One, the CPM had been the rallying point of “third front” parties aiming to build a non-Congress secular formation and Prakash Karat its moving force since the time he looked up Mayavati after the split with the UPA.

Karat: Willing?

Given that the 2009 call was to vanquish both the Congress and the BJP as compared to defeating only the BJP in 2004, the Left should automatically take greater responsibility.

Two, the leadership of the front had not been foisted on the CPM this time, as it was in 1996. The party had itself built the regional formation block by block, so it should go the whole hog on its initiative and join the government.
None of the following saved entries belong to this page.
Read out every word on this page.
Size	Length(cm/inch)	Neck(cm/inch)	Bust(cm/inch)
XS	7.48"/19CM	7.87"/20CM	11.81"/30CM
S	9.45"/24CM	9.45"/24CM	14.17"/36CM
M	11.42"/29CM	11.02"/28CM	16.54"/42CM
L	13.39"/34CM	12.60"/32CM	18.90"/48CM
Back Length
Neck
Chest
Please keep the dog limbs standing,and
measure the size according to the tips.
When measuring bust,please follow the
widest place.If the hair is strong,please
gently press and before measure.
Three, the “economic policy” espoused by the third front was basically the CPM’s brainchild. If the people approved of the policy — the gist is both the Congress and the BJP have been pursuing faulty economic doctrines — by voting in the front, it was only logical that the CPM should be present in the government.

Four, the party would be able to reach out to more people and strengthen itself from the grassroots if it was in the government. If some of the “positive legislations” the Left had pushed while lending outside support to the UPA — such as the forest bill — had some impact in state polls, obviously its reach would be greater if it was in the government.

Five, a participatory role by the CPM would lend a cohesiveness to the government that outside support would not. Joining the government would help the CPM “bring a change in the general policy direction”.

One of the leaders, however, said a call would be taken only after the polls. “After the 2004 elections, the late V.P. Singh had said the CPM should join the government. He reasoned that we would not have a better chance again. But we believe he would have said the same even after the 2009 elections ,” the leader said.